20211026 mayon
State volcanologists urged the public to exercise caution and avoid going inside the Permanent Danger Zone's 6-km radius. File photo shows residents walking past a house half-buried by sand and rock from Mayon volcano. Image Credit: AFP

Manila: Pilots had been advised to fly a safe distance from the summit of the restive Mount Mayon in eastern Philippines as the alert level was raised due to the volcano's “increasing unrest.”

Any quick eruption's ash could endanger their aircraft, state volcanologists warned, as the alert status of Mt Mayon in Albay to Level 2 on Monday (June 5, 2023).

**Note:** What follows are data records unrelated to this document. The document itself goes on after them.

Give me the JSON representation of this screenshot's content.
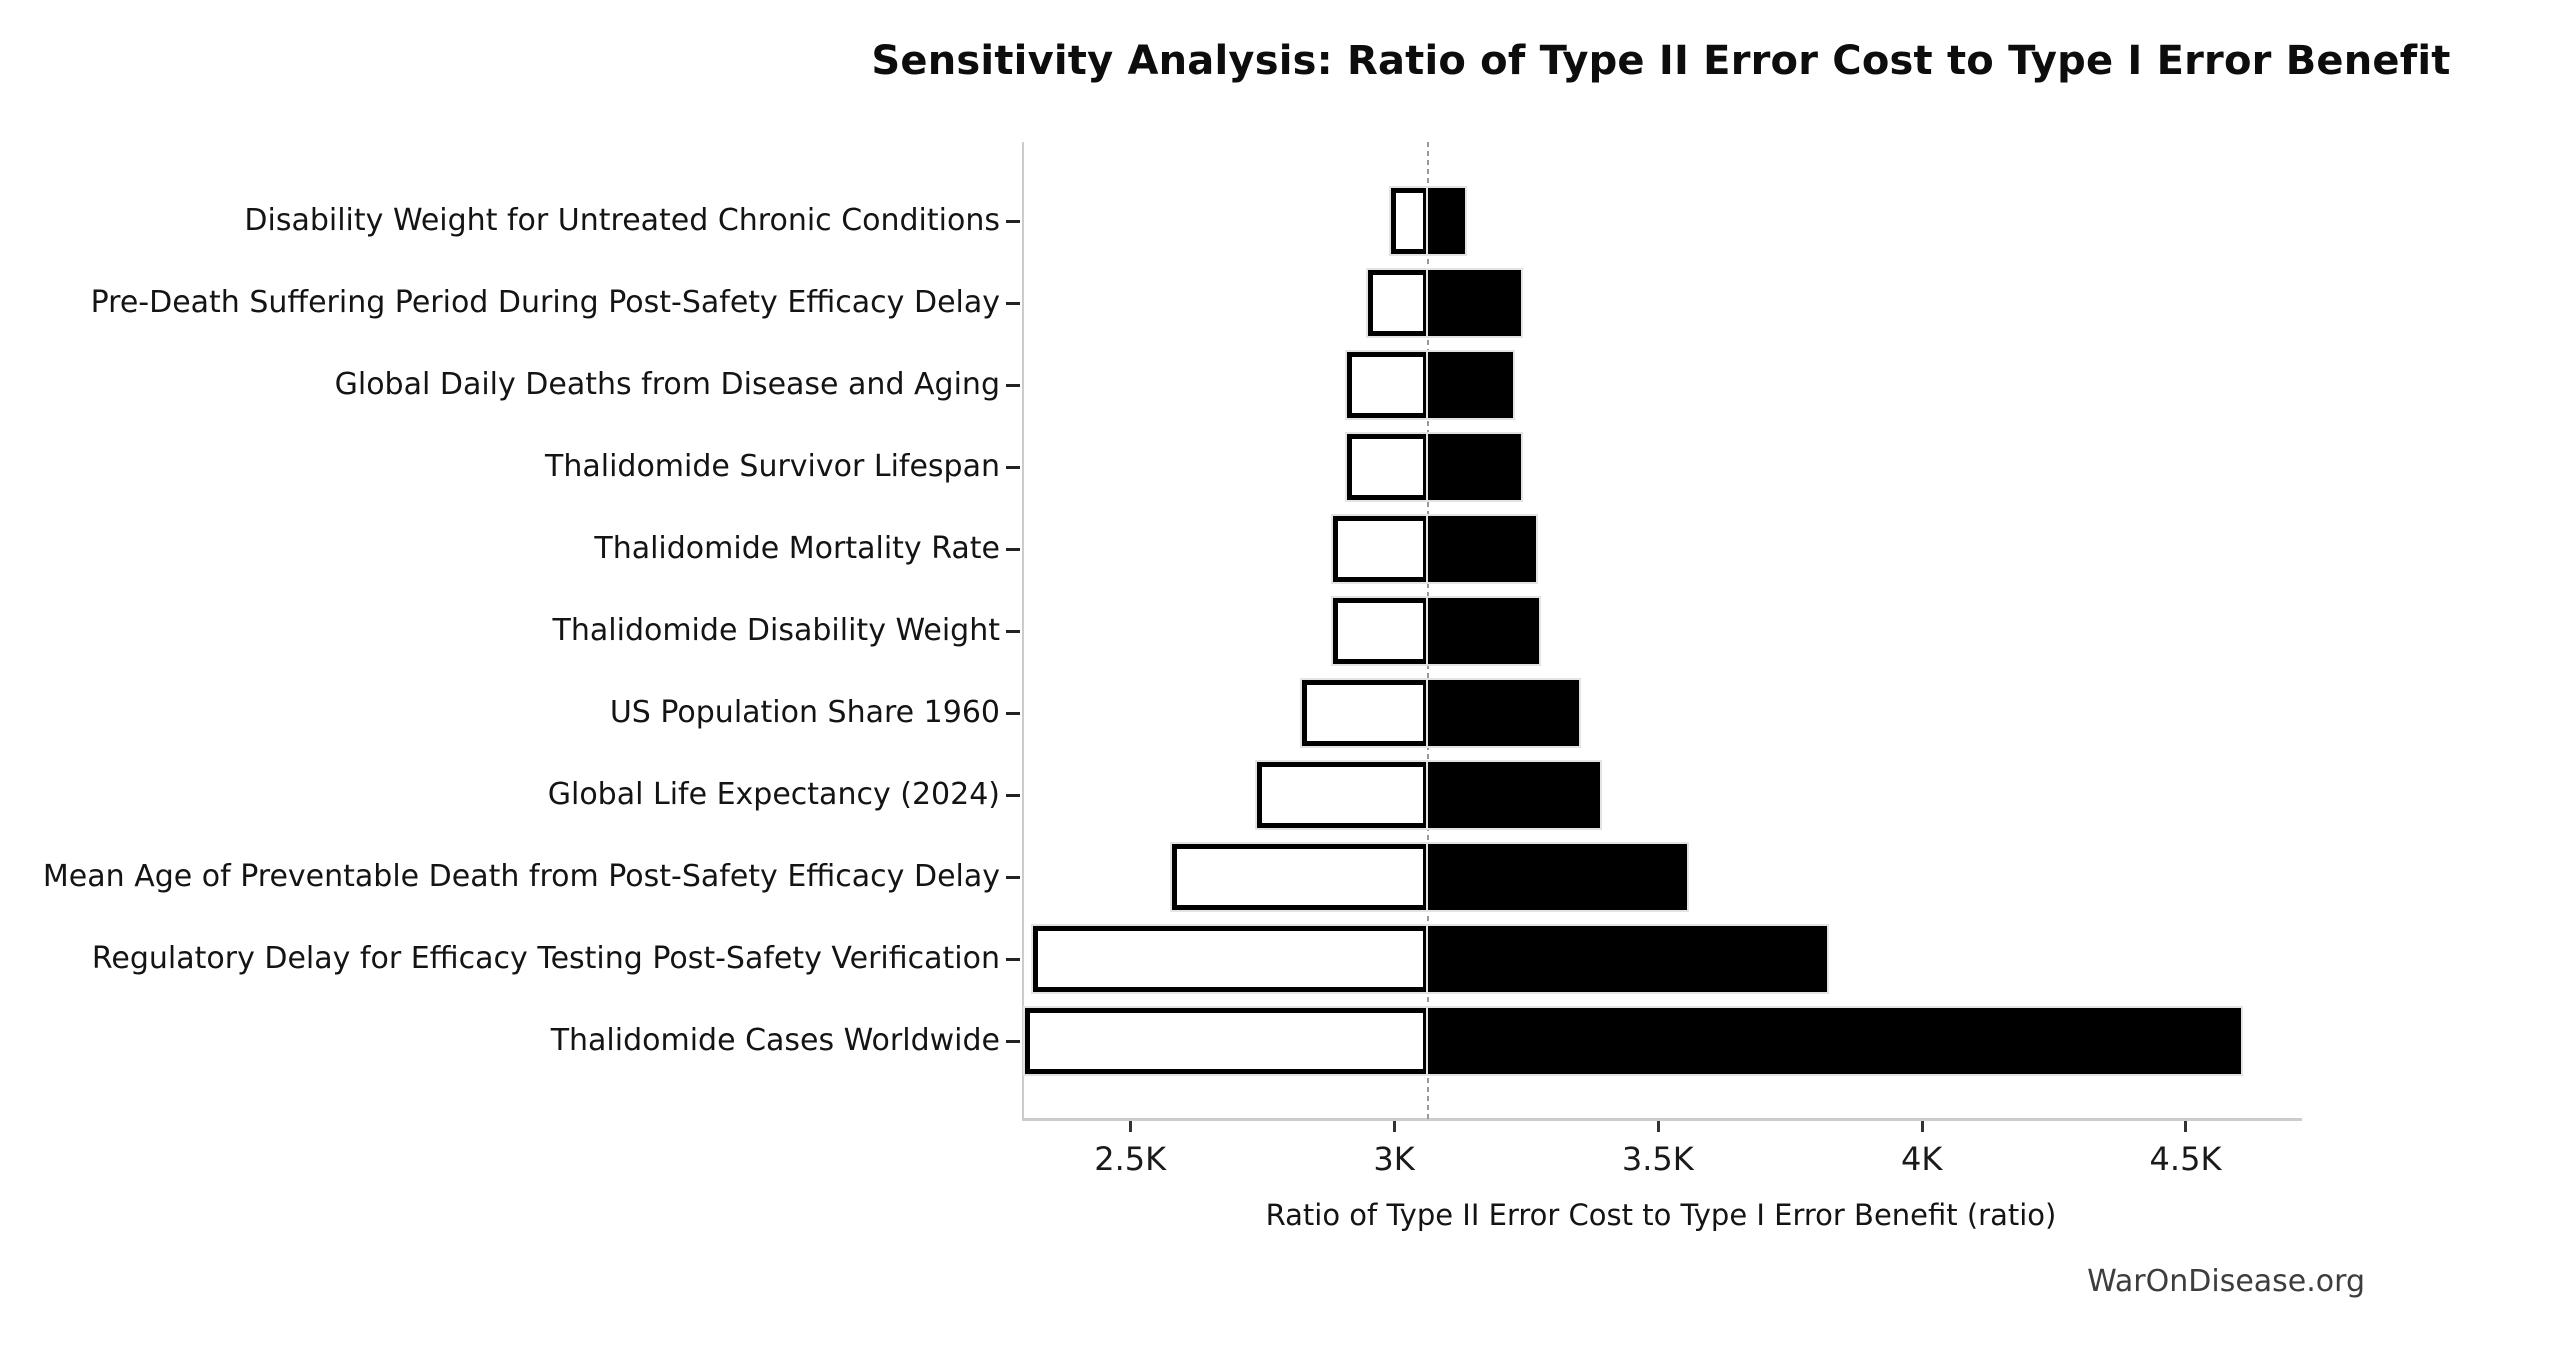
{
  "title": "Sensitivity Analysis: Ratio of Type II Error Cost to Type I Error Benefit",
  "footer": "WarOnDisease.org",
  "chart_data": {
    "type": "bar",
    "subtype": "tornado-sensitivity",
    "orientation": "horizontal",
    "title": "Sensitivity Analysis: Ratio of Type II Error Cost to Type I Error Benefit",
    "xlabel": "Ratio of Type II Error Cost to Type I Error Benefit (ratio)",
    "ylabel": "",
    "baseline": 3065,
    "xlim": [
      2295,
      4717
    ],
    "grid": false,
    "legend": "none",
    "x_ticks": [
      {
        "value": 2500,
        "label": "2.5K"
      },
      {
        "value": 3000,
        "label": "3K"
      },
      {
        "value": 3500,
        "label": "3.5K"
      },
      {
        "value": 4000,
        "label": "4K"
      },
      {
        "value": 4500,
        "label": "4.5K"
      }
    ],
    "categories": [
      "Disability Weight for Untreated Chronic Conditions",
      "Pre-Death Suffering Period During Post-Safety Efficacy Delay",
      "Global Daily Deaths from Disease and Aging",
      "Thalidomide Survivor Lifespan",
      "Thalidomide Mortality Rate",
      "Thalidomide Disability Weight",
      "US Population Share 1960",
      "Global Life Expectancy (2024)",
      "Mean Age of Preventable Death from Post-Safety Efficacy Delay",
      "Regulatory Delay for Efficacy Testing Post-Safety Verification",
      "Thalidomide Cases Worldwide"
    ],
    "series": [
      {
        "name": "Low estimate (white bar, left of baseline)",
        "values": [
          2995,
          2950,
          2910,
          2910,
          2885,
          2885,
          2825,
          2740,
          2580,
          2315,
          2300
        ]
      },
      {
        "name": "High estimate (black bar, right of baseline)",
        "values": [
          3135,
          3240,
          3225,
          3240,
          3270,
          3275,
          3350,
          3390,
          3555,
          3820,
          4605
        ]
      }
    ],
    "colors": {
      "low_fill": "#ffffff",
      "high_fill": "#000000",
      "low_edge": "#000000",
      "halo_edge": "#e3e3e3",
      "baseline_line": "#999999",
      "spine": "#cccccc",
      "text": "#141414"
    }
  }
}
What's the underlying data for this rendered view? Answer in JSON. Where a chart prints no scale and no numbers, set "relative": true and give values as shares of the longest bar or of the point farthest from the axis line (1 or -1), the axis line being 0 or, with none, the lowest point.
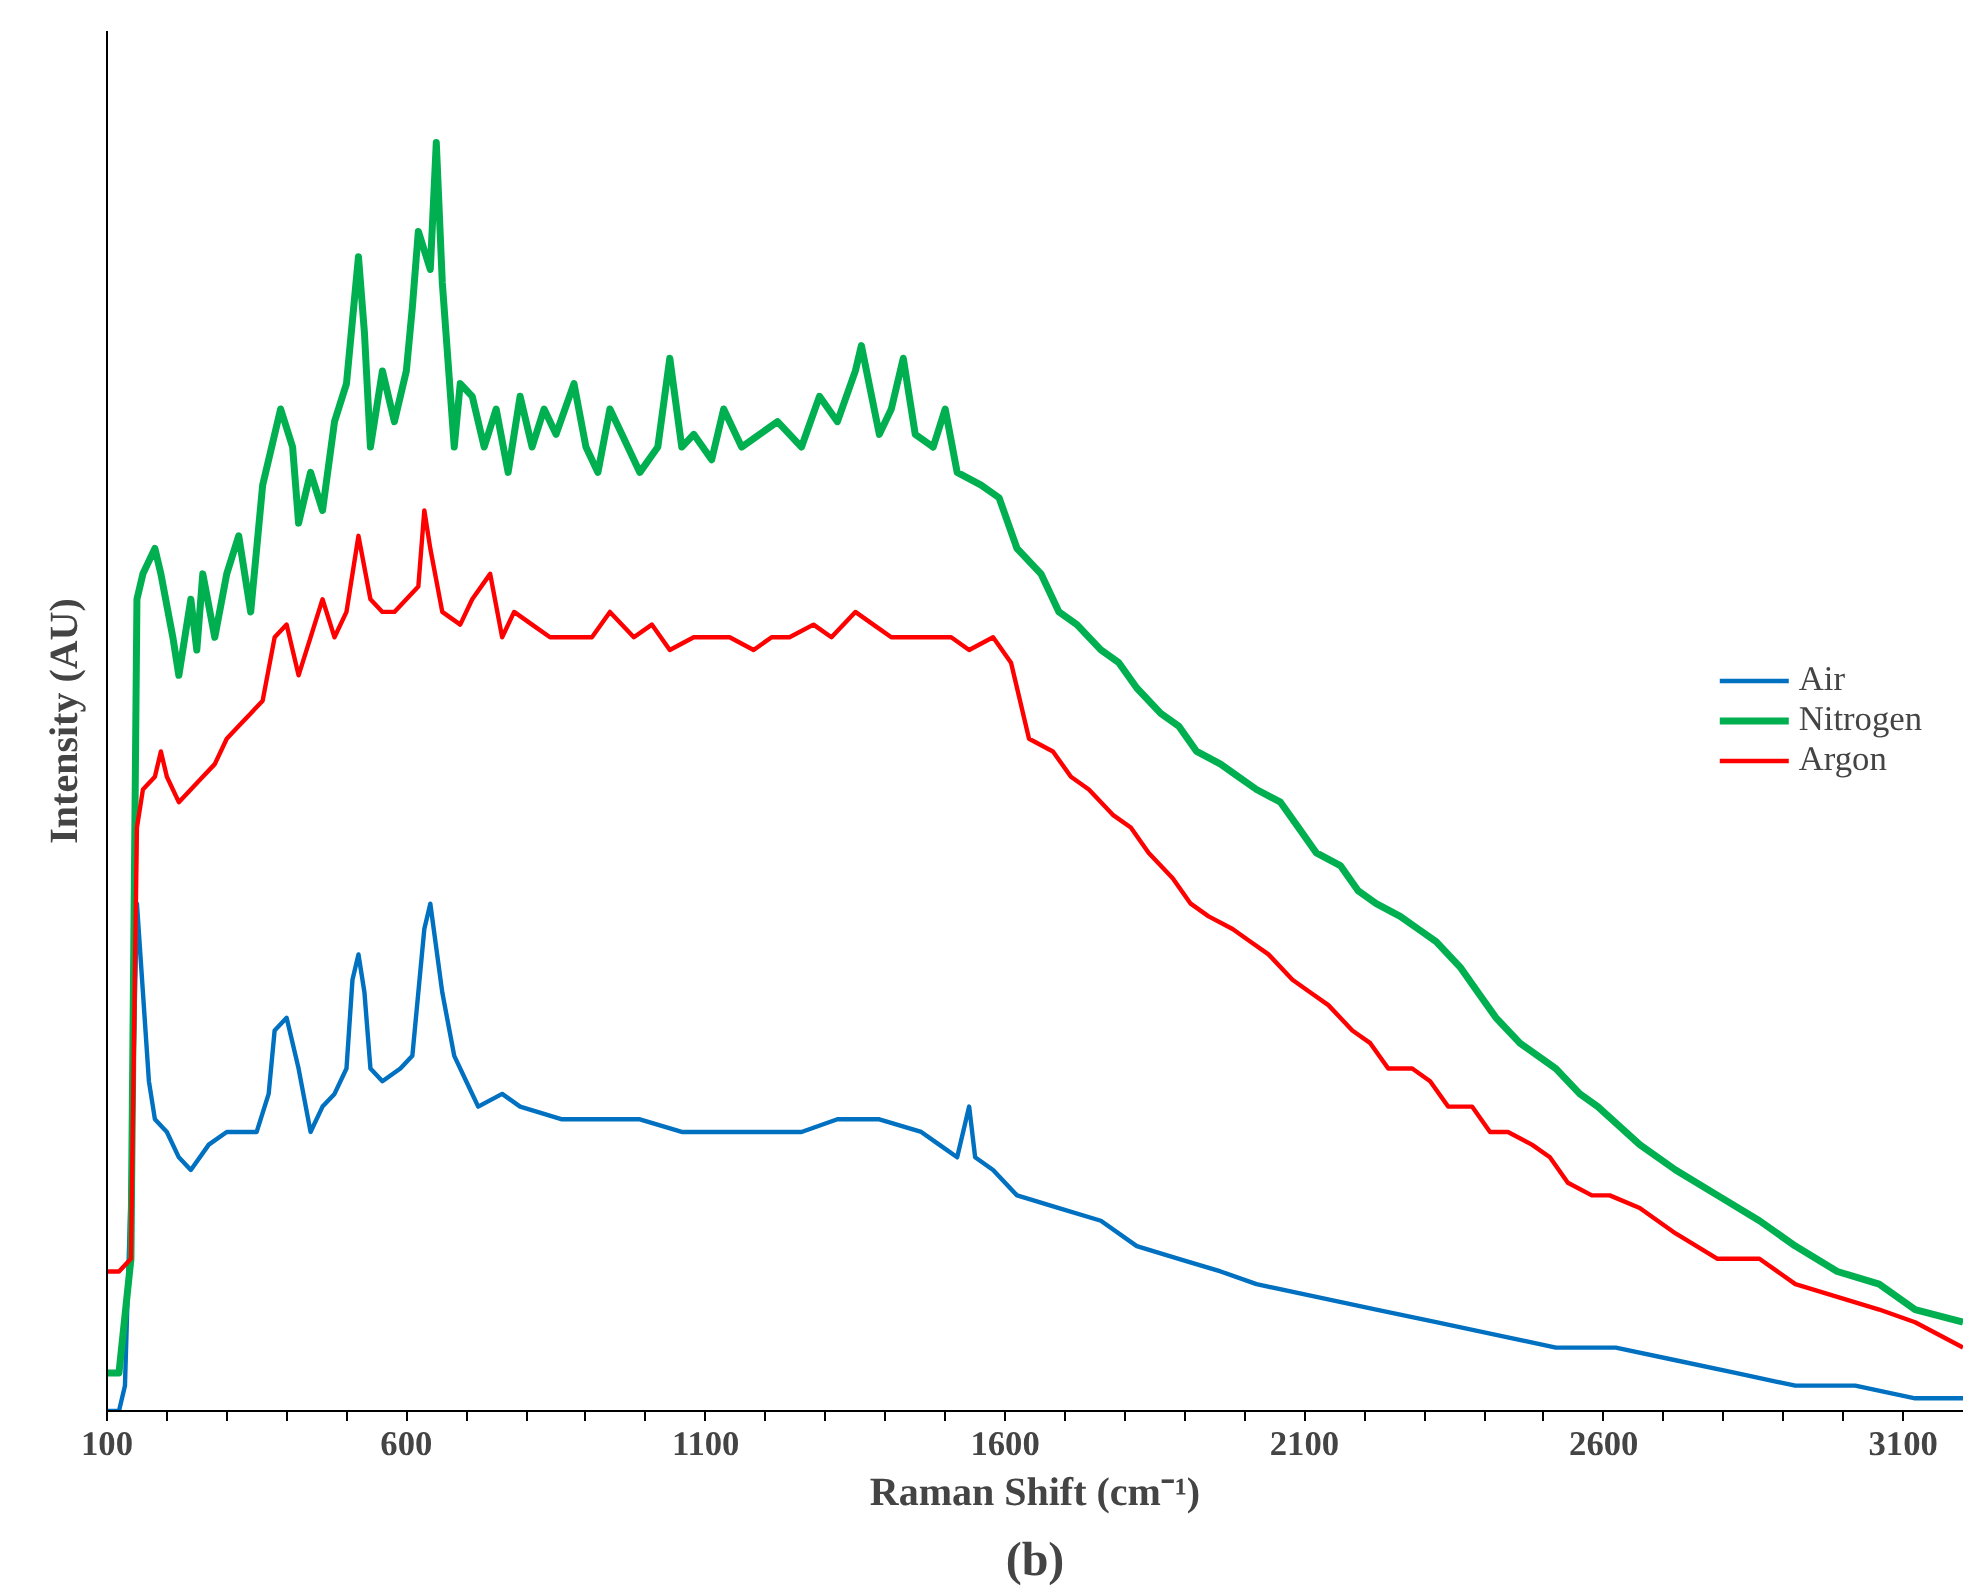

The Philippine Institute of Volcanology and Seismology (Philvolcs) said the raising of the alert level means "there is current unrest driven by shallow magmatic processes that could ultimately lead to phreatic eruptions or even precede hazardous magmatic eruption.”

High alert

Volcanologists cited visual camera and earthquake data, which point to an elevated risk of hazards from unexpected explosions, rockfall, and landslides.

Phivolcs urged the public to exercise caution and avoid going inside the Permanent Danger Zone's six-kilometer radius.

“In case of ash fall events that may affect communities downwind of Mayon’s crater, people should cover their nose with a damp, clean cloth or dust mask,” it said.

Phreatic eruptions are steam-driven explosions. In the meantime, magmatic eruptions cause the ejection of lava or tephra from a magma source deep inside the ground.

It’s been nearly three months after Phivolcs lowered Mayon's status to Alert Level 1.

Rockfall, earthquakes

Since April 1, there have been 318 rockfall incidents total, and 26 volcanic earthquakes have also been noted during that time.

According to Phivolcs, the lava dome's volume has expanded by almost 164,000 cubic meters since August 20, 2022, and by about 83,000 cubic meters since February 3.

The recent measurement, taken on May 23, averaged 162 tons per day, while the maximum sulfur dioxide emission, reported on April 29, reached 576 tons per day.

These low-level volcanic earthquakes, ground deformation, and volcanic gas characteristics are obscured, according to the institute, by recent sharp increases in rockfall occurrences that could potentially trigger more dome activity.